I wanted to share my thoughts on the new "incremental refresh" feature.
It's actually a great thing.

Unfortunately, I think the current solution is not sufficiently well thought out and not very useful for some use cases.

I always refer to the combination of aggregate awareness and incremental refresh.

How does Aggregate Awareness basically work?
I have my Explore, which joins master data and transaction data (dimensions and facts) with each other.
Then I select my dimensional fields and my key figures and create a denormalised table.

In the old world, this data was always completely renewed when, for example, the datagroup was triggered.

Now, with the incremental feature, it is possible to reload only the last X days, for example.

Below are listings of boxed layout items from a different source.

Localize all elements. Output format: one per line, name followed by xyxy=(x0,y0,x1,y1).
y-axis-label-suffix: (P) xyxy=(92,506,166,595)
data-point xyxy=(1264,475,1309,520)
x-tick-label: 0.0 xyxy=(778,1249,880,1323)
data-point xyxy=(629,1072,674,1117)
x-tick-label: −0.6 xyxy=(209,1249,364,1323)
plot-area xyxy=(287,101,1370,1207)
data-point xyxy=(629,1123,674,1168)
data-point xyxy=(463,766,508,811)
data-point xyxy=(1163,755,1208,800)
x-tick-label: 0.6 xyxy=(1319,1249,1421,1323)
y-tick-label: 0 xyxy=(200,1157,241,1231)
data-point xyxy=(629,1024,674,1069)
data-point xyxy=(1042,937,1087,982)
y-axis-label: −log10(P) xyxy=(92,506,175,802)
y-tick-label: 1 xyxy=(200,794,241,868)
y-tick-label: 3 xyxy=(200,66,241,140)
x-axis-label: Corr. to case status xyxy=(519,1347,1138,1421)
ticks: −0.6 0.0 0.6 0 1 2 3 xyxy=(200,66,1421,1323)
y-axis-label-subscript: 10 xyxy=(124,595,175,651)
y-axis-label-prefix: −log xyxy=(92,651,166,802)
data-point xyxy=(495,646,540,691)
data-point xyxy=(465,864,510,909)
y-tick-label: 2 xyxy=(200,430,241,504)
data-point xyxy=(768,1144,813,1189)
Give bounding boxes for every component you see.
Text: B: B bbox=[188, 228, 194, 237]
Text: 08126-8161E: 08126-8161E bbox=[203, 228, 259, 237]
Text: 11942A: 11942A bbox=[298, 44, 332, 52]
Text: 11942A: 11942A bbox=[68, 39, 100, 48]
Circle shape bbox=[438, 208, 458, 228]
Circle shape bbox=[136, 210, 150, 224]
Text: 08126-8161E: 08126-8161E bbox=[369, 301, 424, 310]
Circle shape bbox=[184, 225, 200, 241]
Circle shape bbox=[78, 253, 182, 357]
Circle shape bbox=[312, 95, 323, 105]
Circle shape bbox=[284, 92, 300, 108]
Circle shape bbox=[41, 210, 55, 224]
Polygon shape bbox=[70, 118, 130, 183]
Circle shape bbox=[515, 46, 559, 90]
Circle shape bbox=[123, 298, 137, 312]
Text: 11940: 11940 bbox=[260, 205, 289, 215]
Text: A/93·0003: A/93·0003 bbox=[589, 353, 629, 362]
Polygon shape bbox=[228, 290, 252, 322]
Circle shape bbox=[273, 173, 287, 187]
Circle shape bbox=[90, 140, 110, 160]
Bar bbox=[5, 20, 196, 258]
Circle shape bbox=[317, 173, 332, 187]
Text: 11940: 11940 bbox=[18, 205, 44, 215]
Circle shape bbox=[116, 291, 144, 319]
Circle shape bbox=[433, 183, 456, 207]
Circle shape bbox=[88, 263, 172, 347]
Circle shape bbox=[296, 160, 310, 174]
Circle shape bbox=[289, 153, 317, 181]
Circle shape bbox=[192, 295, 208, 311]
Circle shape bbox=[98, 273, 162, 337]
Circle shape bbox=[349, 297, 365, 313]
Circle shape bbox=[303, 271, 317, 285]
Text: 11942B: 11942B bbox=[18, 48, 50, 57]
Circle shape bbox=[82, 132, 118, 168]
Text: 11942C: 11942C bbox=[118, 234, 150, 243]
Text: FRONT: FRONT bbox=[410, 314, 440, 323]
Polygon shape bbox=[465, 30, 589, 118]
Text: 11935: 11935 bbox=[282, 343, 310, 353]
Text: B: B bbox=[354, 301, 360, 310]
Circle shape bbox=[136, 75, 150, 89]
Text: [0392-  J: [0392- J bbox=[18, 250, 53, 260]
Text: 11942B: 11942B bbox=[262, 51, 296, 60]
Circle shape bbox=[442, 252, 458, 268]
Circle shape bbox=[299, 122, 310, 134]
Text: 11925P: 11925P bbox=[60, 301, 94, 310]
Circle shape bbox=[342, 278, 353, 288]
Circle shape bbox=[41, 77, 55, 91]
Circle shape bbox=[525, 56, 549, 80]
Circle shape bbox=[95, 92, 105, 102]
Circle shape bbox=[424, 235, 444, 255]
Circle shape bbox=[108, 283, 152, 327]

I will try to show this with an example.
(For simplification: Imagine today is January 31th 2021)

For simplicity we do not change the granularity (so no real aggregation) but just join both tables together, as we do it in aggregate awareness)

The result would look like:

Now i can build a simple Year to Date line chart to show the success of the sales person

Great!

Incremental refresh now allows us to generate the complete table not every day, but - let's say the last 7 days.
Of course, this results in a considerable performance gain and thus a cost saving!
Very cool.
Unfortunately, there is a huge catch.
The refresh periods are not dynamic.
I have to define the key - in our example the "valuation_date" and the increment - let's say 7 days).

What happens now:

The last 7 days are recalculated, all older entries remain unchanged.

Now, however, James got married on 29 January and took his wife's name. His name is no longer Miller but Ubels.

If we assume that we are not working with an SCD (slowly changing dimension) on the dimensions. Looks at the table since 30 January (he reported it the day after the marriage).

So what happened to the Aggregated Table on 31 January 2021 when incremental refresh is turned on?

And what does the visualisation look like now?

The result is neither technically correct nor functional.
Either all entries since 01 January 2021 would have to be changed retroactively to Ubels (view from currently valid truth).
Or James Miller may only appear as James Ubels from 30 January.

There is no perfect solution to this problem because aggregate awarenesse is a highly complex issue and there can/may/should/must be different ways of looking at the same data.

But what could Looker do to get around the problem.

Two possibilities:

manualy refresh.

Allow the client to manually recreate the aggregated table.

Using incremental logic ( as it can be done today).
As a full reload

Then I, as a customer, would have the possibility to update the table on demand (e.g. in case of important master data changes).

automatically with a further parameter

full_refresh_period

This could be defined like the datagroup.

In summary:

Since in the aggregate awareness approach master data and key figures are written flat in a table, any master data change on the basis means an incorrect/unattractive representation in the final Explore.

What do you think?
How do you handle such issues in your company?
Do you have this issues at all?